[c. 1 January 1752]
Vous me croyez donc capable, monsieur, d'un tour des plus traîtres? et je vous parais assez méprisable, pour me traiter comme un voleur, qui est hors d'atteinte?
On ne lui parle raison, que parce que la force n'est pas de mise.
Voilà l'exemplaire dont il s'agit. Je n'ai jamais eu le dessein de le garder. Je vous l'aurais même renvoyé sans votre lettre, qui est la plus singulière du monde. Vous m'y donnez des vues, que je n'ai pas. Vous vous imaginez, que je m'étais mis à traduire un livre, dont mr Henning a annoncé, il y a longtemps, la traduction, comme étant déjà sous presse. Sachez, mon ami, qu'en fait des occupations littéraires, je n'aime pas à me rencontrer avec qui que ce soit. Au reste, j'ai la folle envie de bien traduire, et pour bien traduire Mr de Voltaire, je sais, qu'il se faudrait donner au diable. C'est ce que je ne veux pas faire. — — — C'est un bon mot que je viens de dire: trouvez le admirable, je vous prie: il n'est pas de moi.
Mais au fait. Vous vous attendez à des excuses, et les voilà. J'ai pris sans votre permission avec moi, ce que vous ne m'aviez prêté qu'en cachette. J'ai abusé de votre confiance; j'en tombe d'accord. Mais est ce ma faute, si contre ma curiosité ma bonne foi n'est pas la plus forte? En partant de Berlin, j'avais encore à lire quatre feuilles. Mettez vous à ma place, avant que de prononcer contre moi. Mr de Voltaire pourquoi n'est il pas un Limiers ou un autre compilateur, les ouvrages desquels on peut finir partout, parce que ils nous ennuyent partout?
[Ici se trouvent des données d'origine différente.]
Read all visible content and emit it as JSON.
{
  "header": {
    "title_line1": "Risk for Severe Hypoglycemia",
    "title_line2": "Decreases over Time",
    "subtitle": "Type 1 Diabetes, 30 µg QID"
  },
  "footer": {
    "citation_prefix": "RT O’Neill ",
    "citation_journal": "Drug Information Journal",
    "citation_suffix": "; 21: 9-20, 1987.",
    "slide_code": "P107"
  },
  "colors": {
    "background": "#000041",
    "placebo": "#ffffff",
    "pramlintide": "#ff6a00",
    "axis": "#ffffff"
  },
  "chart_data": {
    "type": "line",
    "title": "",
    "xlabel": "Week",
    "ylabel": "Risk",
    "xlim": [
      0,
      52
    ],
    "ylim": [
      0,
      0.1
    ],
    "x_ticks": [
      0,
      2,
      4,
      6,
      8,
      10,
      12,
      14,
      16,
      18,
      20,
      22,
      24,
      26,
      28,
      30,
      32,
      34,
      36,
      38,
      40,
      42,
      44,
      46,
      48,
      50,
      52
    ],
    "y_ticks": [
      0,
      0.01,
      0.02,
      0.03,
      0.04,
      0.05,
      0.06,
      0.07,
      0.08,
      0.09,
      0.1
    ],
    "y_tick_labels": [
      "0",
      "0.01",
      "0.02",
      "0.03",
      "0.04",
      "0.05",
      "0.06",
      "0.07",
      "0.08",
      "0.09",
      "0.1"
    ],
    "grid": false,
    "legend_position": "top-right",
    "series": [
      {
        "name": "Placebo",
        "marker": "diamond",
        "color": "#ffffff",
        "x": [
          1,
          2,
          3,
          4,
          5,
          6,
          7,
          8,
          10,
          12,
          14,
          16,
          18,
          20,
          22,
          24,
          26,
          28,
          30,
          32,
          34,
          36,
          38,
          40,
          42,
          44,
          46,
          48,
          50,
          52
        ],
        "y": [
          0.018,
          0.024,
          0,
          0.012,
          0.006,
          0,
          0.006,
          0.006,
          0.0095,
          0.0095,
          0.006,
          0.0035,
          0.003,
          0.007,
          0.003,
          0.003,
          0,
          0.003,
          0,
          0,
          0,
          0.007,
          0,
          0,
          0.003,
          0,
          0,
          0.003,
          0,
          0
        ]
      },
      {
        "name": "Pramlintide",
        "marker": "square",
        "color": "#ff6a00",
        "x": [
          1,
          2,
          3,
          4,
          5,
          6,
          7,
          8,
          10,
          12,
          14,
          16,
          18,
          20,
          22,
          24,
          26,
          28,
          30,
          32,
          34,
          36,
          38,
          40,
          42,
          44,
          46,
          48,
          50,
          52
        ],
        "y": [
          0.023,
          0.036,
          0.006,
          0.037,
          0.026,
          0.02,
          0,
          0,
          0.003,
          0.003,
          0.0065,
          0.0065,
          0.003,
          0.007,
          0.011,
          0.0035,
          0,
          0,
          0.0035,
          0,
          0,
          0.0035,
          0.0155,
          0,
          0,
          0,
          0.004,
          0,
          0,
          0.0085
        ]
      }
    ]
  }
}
Vous dites dans votre lettre: Mr de Voltaire ne manquera pas de reconnaître ce service, qu'il attend de votre probité. Par ma foi voilà autant pour le brodeur. Ce service est si mince, et je m'en glorifierai si peu, que Mr de Voltaire sera assez reconnaissant, s'il veut bien avoir la bonté de l'oublier. Il vous a fait beaucoup de reproches, que vous ne méritez pas? J'en suis au désespoir; dites lui donc que nous sommes amis, et que ce n'est qu'un excès d'amitié, qui vous a fait faire cette faute, si c'en est une de votre part. Voilà assez pour gagner le pardon d'un philosophe. Je suis &c.